A fellow nurse encouraged Hayes to pursue leadership roles at the hospital, and now she is the chief nursing officer. In that role, she oversees the nursing team, providing them with education and tools they need to do their jobs effectively.

“I really empower them,” she explained. “In my mind, they’re the experts, the boots on the ground. I listen to them and empower them to provide the best care we can.”

And Hayes puts in the same work she expects from others, according to Schoenthaler.

“I guess I could say Jean has been through the trenches and has walked the walk and continues to do so,” she wrote on the nomination form.

Hayes also makes patient rounds, talking to patients in the hospital daily and trying to meet their needs — even if they just want a Coke versus a Pepsi, she said. 

Because she’s lived here her whole life, “I provide that recognizable face. When someone walks in here and sees you and knows you and you know them, they can sigh (happily because they saw a familiar face), and say, ‘You’re here,’ and that makes my day. It’s always nice to take care of the people that I know. They have a special place in my heart.”

Hayes helped to bring podiatry, pain management, and general surgery clinics to the JCRHC, reducing travel time for many patients, Schoenthaler wrote. “Jean has a natural ability to get others to do what needs to be done and leads by example.”

She fosters the love of nursing in young people as well. 

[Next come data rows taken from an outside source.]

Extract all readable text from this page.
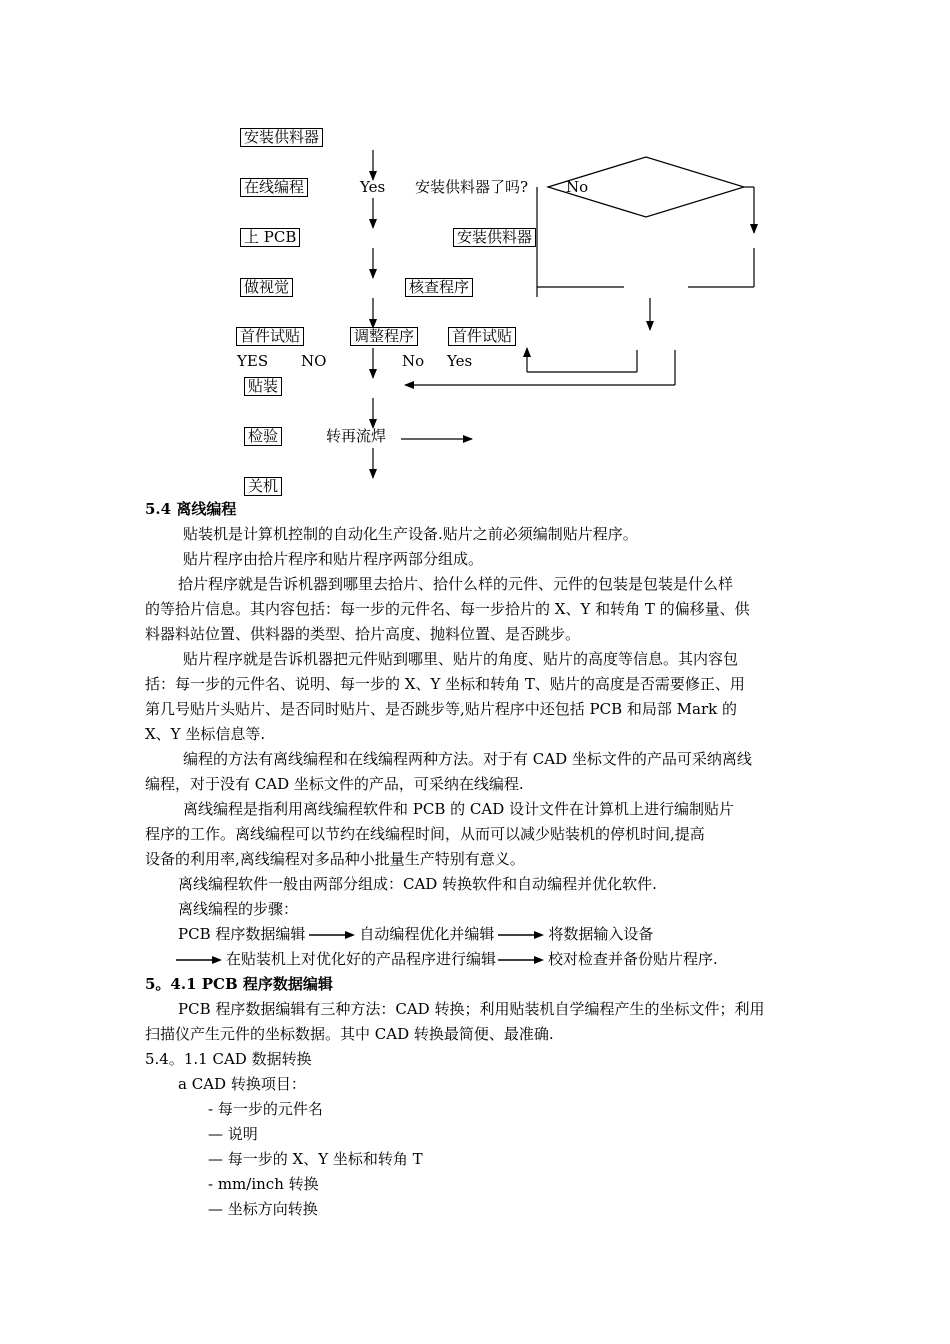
安装供料器
在线编程	Yes 安装供料器了吗?	No
上 PCB	安装供料器
做视觉	核查程序
首件试贴	调整程序	首件试贴
YES NO	No Yes
贴装
检验	转再流焊
关机
5.4 离线编程
贴装机是计算机控制的自动化生产设备.贴片之前必须编制贴片程序。
贴片程序由拾片程序和贴片程序两部分组成。
拾片程序就是告诉机器到哪里去拾片、拾什么样的元件、元件的包装是包装是什么样
的等拾片信息。其内容包括：每一步的元件名、每一步拾片的 X、Y 和转角 T 的偏移量、供
料器料站位置、供料器的类型、拾片高度、抛料位置、是否跳步。
贴片程序就是告诉机器把元件贴到哪里、贴片的角度、贴片的高度等信息。其内容包
括：每一步的元件名、说明、每一步的 X、Y 坐标和转角 T、贴片的高度是否需要修正、用
第几号贴片头贴片、是否同时贴片、是否跳步等,贴片程序中还包括 PCB 和局部 Mark 的
X、Y 坐标信息等.
编程的方法有离线编程和在线编程两种方法。对于有 CAD 坐标文件的产品可采纳离线
编程，对于没有 CAD 坐标文件的产品，可采纳在线编程.
离线编程是指利用离线编程软件和 PCB 的 CAD 设计文件在计算机上进行编制贴片
程序的工作。离线编程可以节约在线编程时间，从而可以减少贴装机的停机时间,提高
设备的利用率,离线编程对多品种小批量生产特别有意义。
离线编程软件一般由两部分组成：CAD 转换软件和自动编程并优化软件.
离线编程的步骤：
PCB 程序数据编辑	自动编程优化并编辑	将数据输入设备
在贴装机上对优化好的产品程序进行编辑	校对检查并备份贴片程序.
5。4.1 PCB 程序数据编辑
PCB 程序数据编辑有三种方法：CAD 转换；利用贴装机自学编程产生的坐标文件；利用
扫描仪产生元件的坐标数据。其中 CAD 转换最简便、最准确.
5.4。1.1 CAD 数据转换
a CAD 转换项目：
- 每一步的元件名
— 说明
— 每一步的 X、Y 坐标和转角 T
- mm/inch 转换
— 坐标方向转换
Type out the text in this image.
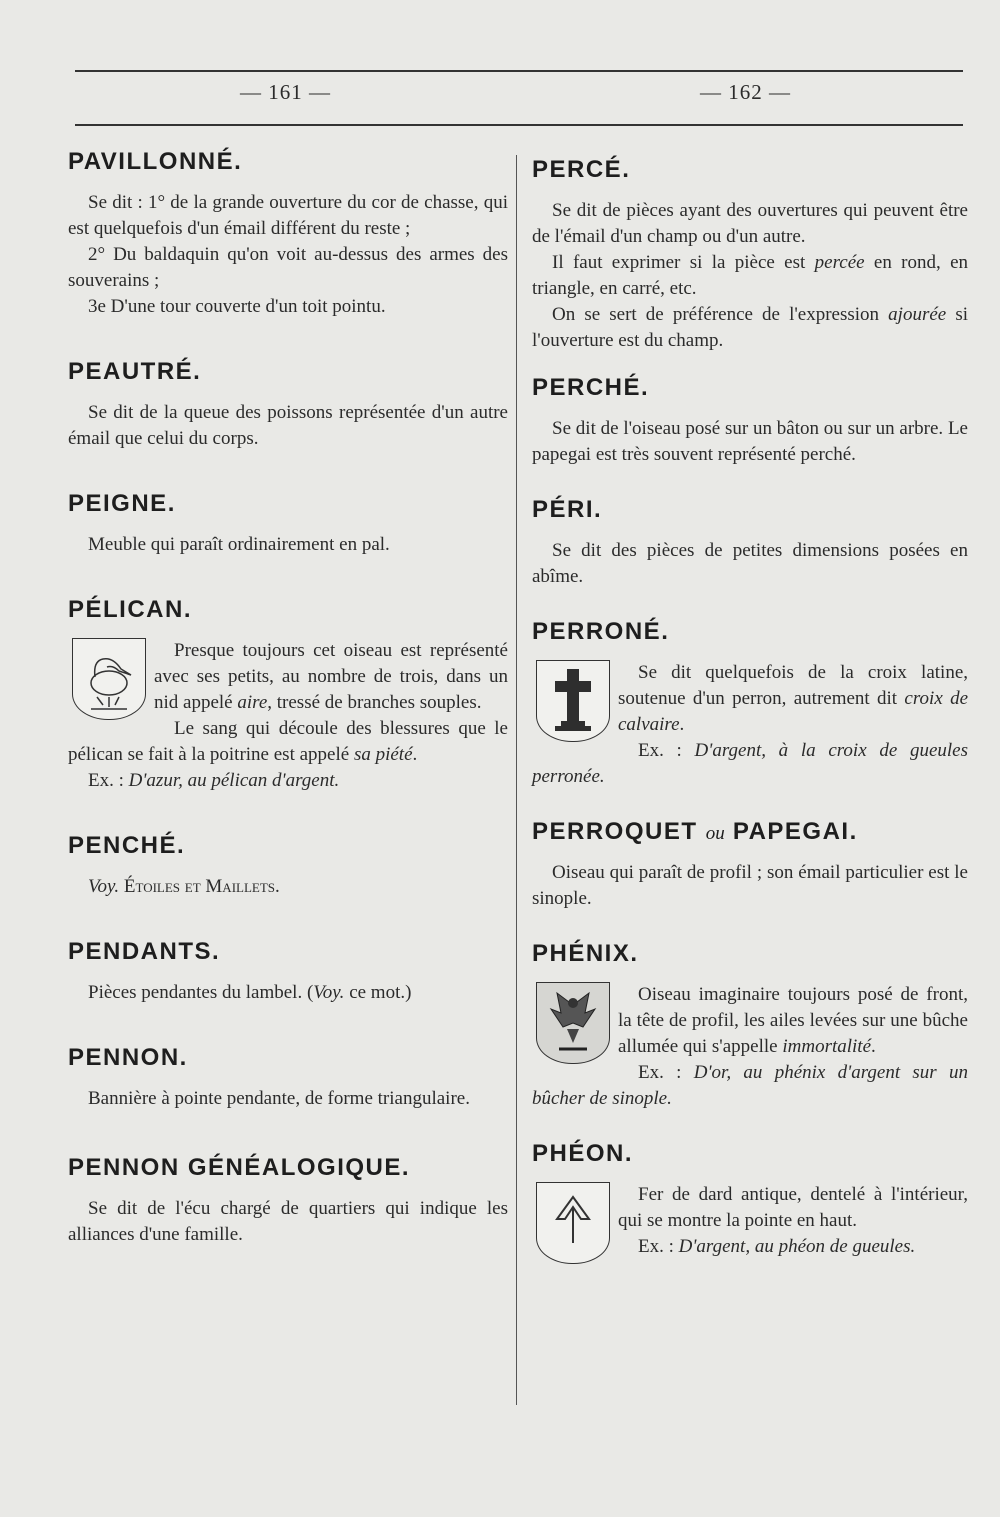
— 161 —	— 162 —
PAVILLONNÉ.

Se dit : 1° de la grande ouverture du cor de chasse, qui est quelquefois d'un émail différent du reste ;

2° Du baldaquin qu'on voit au-dessus des armes des souverains ;

3e D'une tour couverte d'un toit pointu.

PEAUTRÉ.

Se dit de la queue des poissons représentée d'un autre émail que celui du corps.

PEIGNE.

Meuble qui paraît ordinairement en pal.

PÉLICAN.

Presque toujours cet oiseau est représenté avec ses petits, au nombre de trois, dans un nid appelé aire, tressé de branches souples.

Le sang qui découle des blessures que le pélican se fait à la poitrine est appelé sa piété.

Ex. : D'azur, au pélican d'argent.

PENCHÉ.

Voy. Étoiles et Maillets.

PENDANTS.

Pièces pendantes du lambel. (Voy. ce mot.)

PENNON.

Bannière à pointe pendante, de forme triangulaire.

PENNON GÉNÉALOGIQUE.

Se dit de l'écu chargé de quartiers qui indique les alliances d'une famille.

PERCÉ.

Se dit de pièces ayant des ouvertures qui peuvent être de l'émail d'un champ ou d'un autre.

Il faut exprimer si la pièce est percée en rond, en triangle, en carré, etc.

On se sert de préférence de l'expression ajourée si l'ouverture est du champ.

PERCHÉ.

Se dit de l'oiseau posé sur un bâton ou sur un arbre. Le papegai est très souvent représenté perché.

PÉRI.

Se dit des pièces de petites dimensions posées en abîme.

PERRONÉ.

Se dit quelquefois de la croix latine, soutenue d'un perron, autrement dit croix de calvaire.

Ex. : D'argent, à la croix de gueules perronée.

PERROQUET ou PAPEGAI.

Oiseau qui paraît de profil ; son émail particulier est le sinople.

PHÉNIX.

Oiseau imaginaire toujours posé de front, la tête de profil, les ailes levées sur une bûche allumée qui s'appelle immortalité.

Ex. : D'or, au phénix d'argent sur un bûcher de sinople.

PHÉON.

Fer de dard antique, dentelé à l'intérieur, qui se montre la pointe en haut.

Ex. : D'argent, au phéon de gueules.
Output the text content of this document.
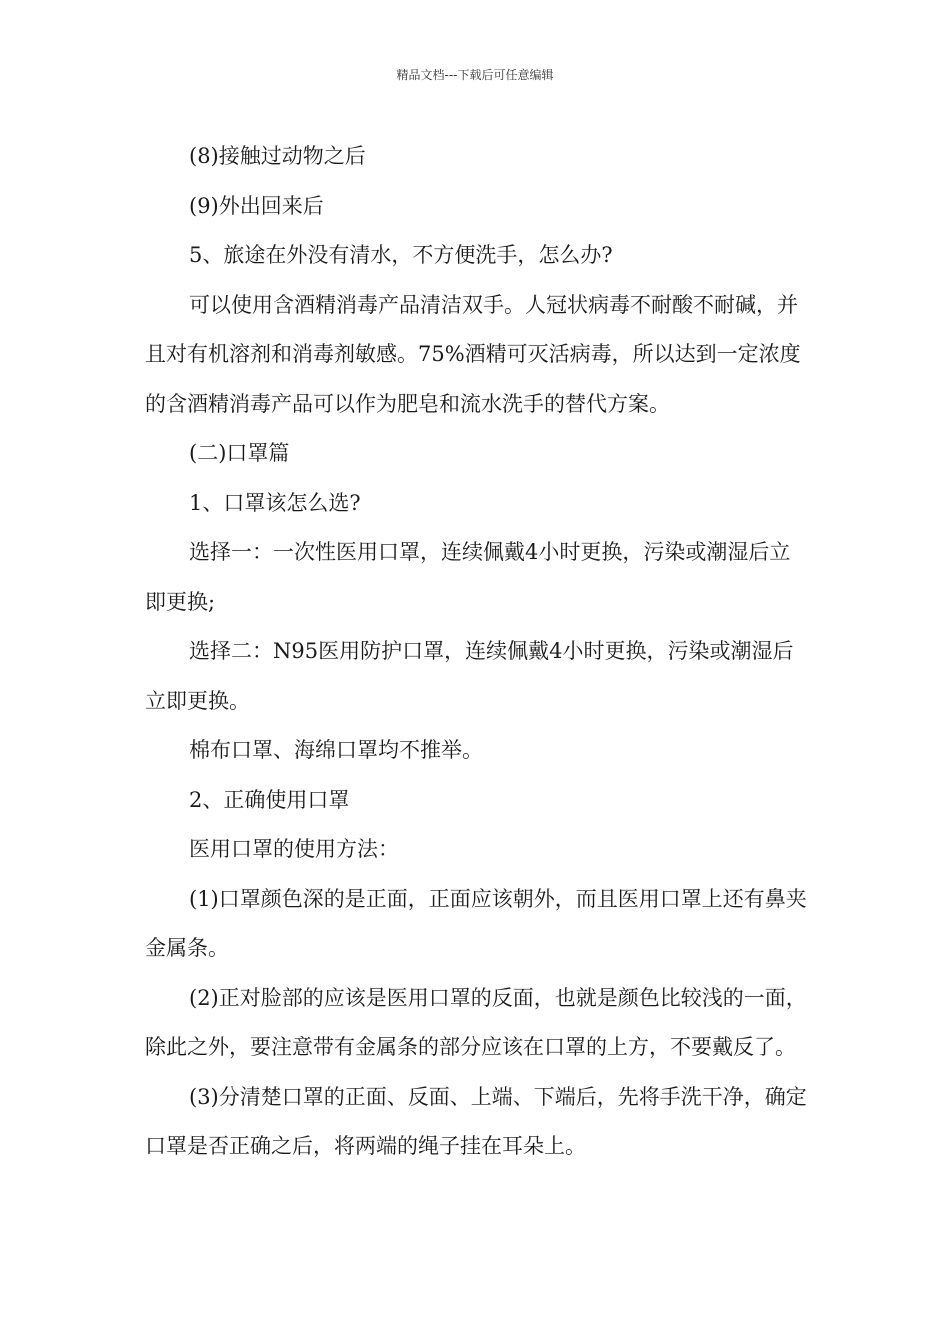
精品文档---下载后可任意编辑

(8)接触过动物之后

(9)外出回来后

5、旅途在外没有清水，不方便洗手，怎么办?

可以使用含酒精消毒产品清洁双手。人冠状病毒不耐酸不耐碱，并且对有机溶剂和消毒剂敏感。75%酒精可灭活病毒，所以达到一定浓度的含酒精消毒产品可以作为肥皂和流水洗手的替代方案。

(二)口罩篇

1、口罩该怎么选?

选择一：一次性医用口罩，连续佩戴4小时更换，污染或潮湿后立即更换;

选择二：N95医用防护口罩，连续佩戴4小时更换，污染或潮湿后立即更换。

棉布口罩、海绵口罩均不推举。

2、正确使用口罩

医用口罩的使用方法：

(1)口罩颜色深的是正面，正面应该朝外，而且医用口罩上还有鼻夹金属条。

(2)正对脸部的应该是医用口罩的反面，也就是颜色比较浅的一面，除此之外，要注意带有金属条的部分应该在口罩的上方，不要戴反了。

(3)分清楚口罩的正面、反面、上端、下端后，先将手洗干净，确定口罩是否正确之后，将两端的绳子挂在耳朵上。
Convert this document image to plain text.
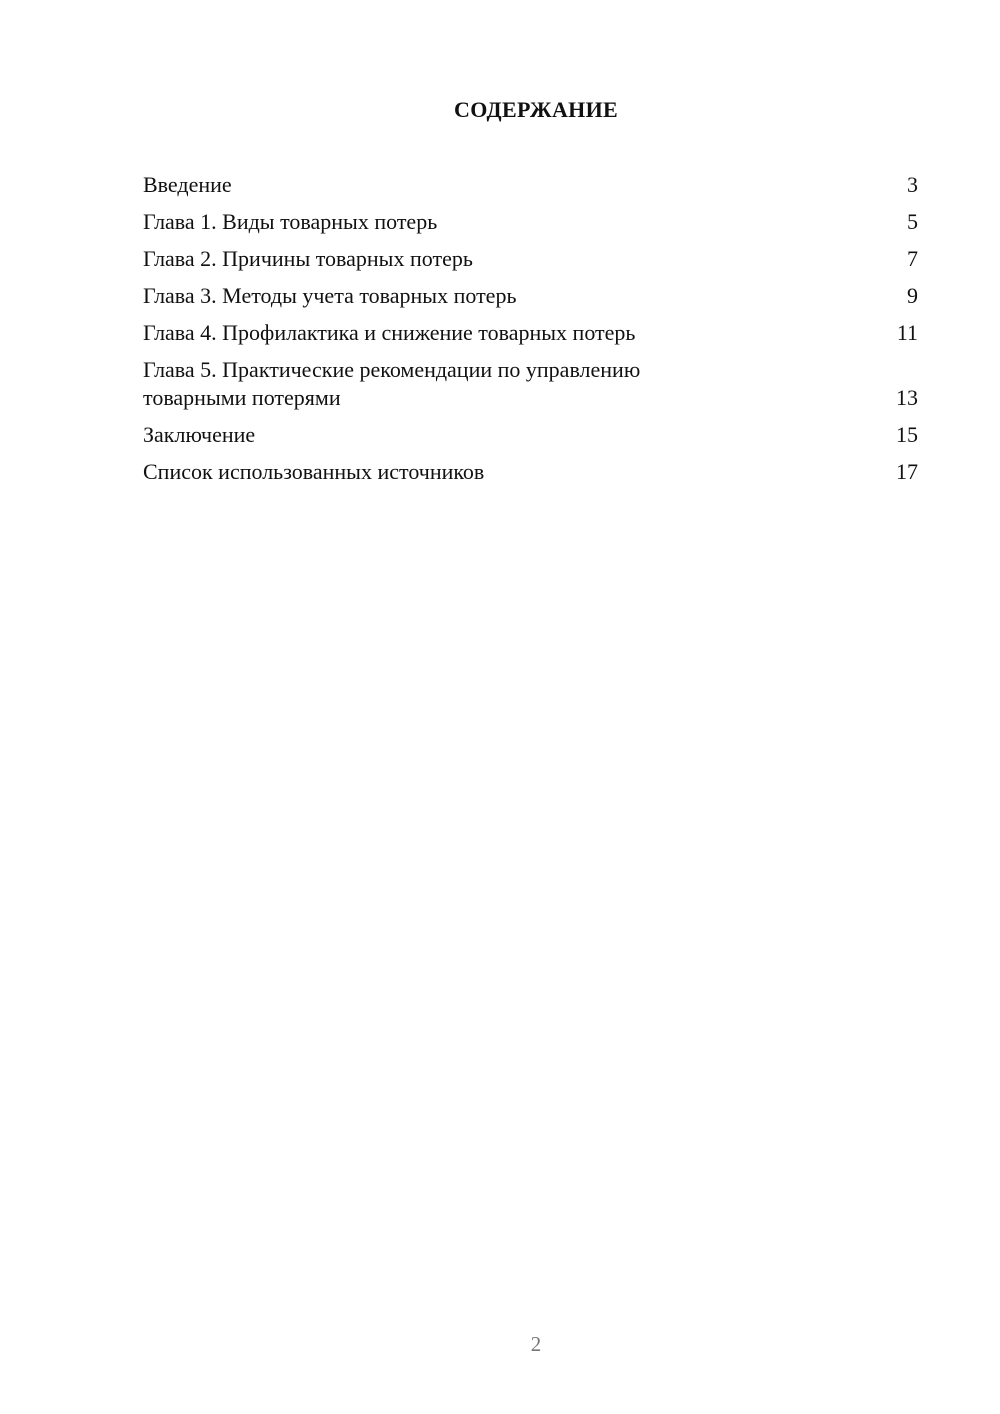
СОДЕРЖАНИЕ
Введение	3
Глава 1. Виды товарных потерь	5
Глава 2. Причины товарных потерь	7
Глава 3. Методы учета товарных потерь	9
Глава 4. Профилактика и снижение товарных потерь	11
Глава 5. Практические рекомендации по управлению товарными потерями	13
Заключение	15
Список использованных источников	17
2
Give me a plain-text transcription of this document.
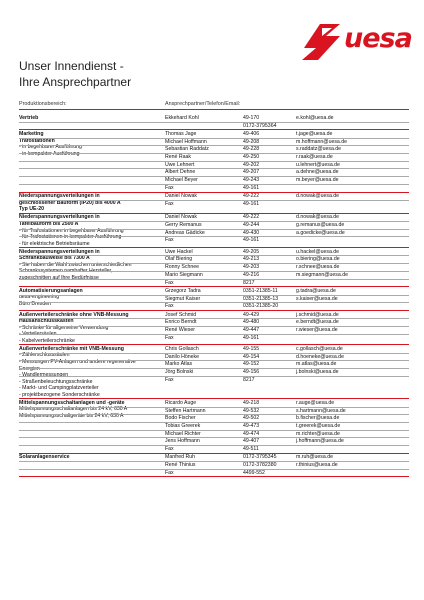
uesa
Unser Innendienst -
Ihre Ansprechpartner
Produktionsbereich:	Ansprechpartner/Telefon/Email:
Vertrieb	Ekkehard Kohl	49-170	e.kohl@uesa.de
0172-3795364
Marketing
Trafostationen
- in begehbarer Ausführung
- in kompakter Ausführung
Thomas Jage	49-406	t.jage@uesa.de
Michael Hoffmann	49-208	m.hoffmann@uesa.de
Sebastian Raddatz	49-228	s.raddatz@uesa.de
René Raak	49-250	r.raak@uesa.de
Uwe Lehnert	49-202	u.lehnert@uesa.de
Albert Dehne	49-207	a.dehne@uesa.de
Michael Beyer	49-243	m.beyer@uesa.de
Fax	49-161
Niederspannungsverteilungen in
geschlossener Bauform (IP20) bis 4000 A
Typ UE-20
Daniel Nowak	49-222	d.nowak@uesa.de
Fax	49-161
Niederspannungsverteilungen in
Tafelbauform bis 2500 A
- für Trafostationen in begehbarer Ausführung
- für Trafostationen in kompakter Ausführung
- für elektrische Betriebsräume
Daniel Nowak	49-222	d.nowak@uesa.de
Gerry Remanus	49-244	g.remanus@uesa.de
Andreas Gädicke	49-430	a.goedicke@uesa.de
Fax	49-161
Niederspannungsverteilungen in
Schrankbauweise bis 7300 A
- Sie haben die Wahl zwischen unterschiedlichen
Schrankssystemen namhafter Hersteller,
zugeschnitten auf Ihre Bedürfnisse
Uwe Hackel	49-205	u.hackel@uesa.de
Olaf Biering	49-213	o.biering@uesa.de
Ronny Schnee	49-203	r.schnee@uesa.de
Mario Siegmann	49-216	m.siegmann@uesa.de
Fax	8217
Automatisierungsanlagen
uesa-engineering
Büro Dresden
Grzegorz Tadra	0351-21385-11	g.tadra@uesa.de
Siegmut Kaiser	0351-21385-13	s.kaiser@uesa.de
Fax	0351-21385-20
Außenverteilerschränke ohne VNB-Messung
Hausanschlusskästen
- Schränke für allgemeine Verwendung
- Verteilersäulen
- Kabelverteilerschränke
Josef Schmid	49-429	j.schmid@uesa.de
Enrico Berndt	49-480	e.berndt@uesa.de
René Wieser	49-447	r.wieser@uesa.de
Fax	49-161
Außenverteilerschränke mit VNB-Messung
- Zählerschlusssäulen
- Messungen PV-Anlagen und andere regenerative
Energien
- Wandlermessungen
- Straßenbeleuchtungsschränke
- Markt- und Campingplatzverteiler
- projektbezogene Sonderschränke
Chris Gollasch	49-155	c.gollasch@uesa.de
Danilo Höneke	49-154	d.hoeneke@uesa.de
Marko Atlas	49-152	m.atlas@uesa.de
Jörg Bolnski	49-156	j.bolnski@uesa.de
Fax	8217
Mittelspannungsschaltanlagen und -geräte
Mittelspannungsschaltanlagen bis 24 kV, 630 A
Mittelspannungsschaltgeräte bis 24 kV, 630 A
Ricardo Auge	49-218	r.auge@uesa.de
Steffen Hartmann	49-532	s.hartmann@uesa.de
Bodo Fischer	49-502	b.fischer@uesa.de
Tobias Greerek	49-473	t.greerek@uesa.de
Michael Richter	49-474	m.richter@uesa.de
Jens Hoffmann	49-407	j.hoffmann@uesa.de
Fax	49-511
Solaranlagenservice	Manfred Ruh	0172-3795345	m.ruh@uesa.de
René Thinius	0172-3782380	r.thinius@uesa.de
Fax	4499-552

“It’s an extremely diverse and rewarding profession,” Hayes said. “The need is always there.”

Nursing’s not always easy, Hayes said.

“There are some very difficult days and we question why did we go into nursing,” she explained. “But there are those poster days that shine. It’s a service profession, and some people are meant to be doing this.

“It’s one of those professions that every single day, I really feel like I make a difference in someone’s life.”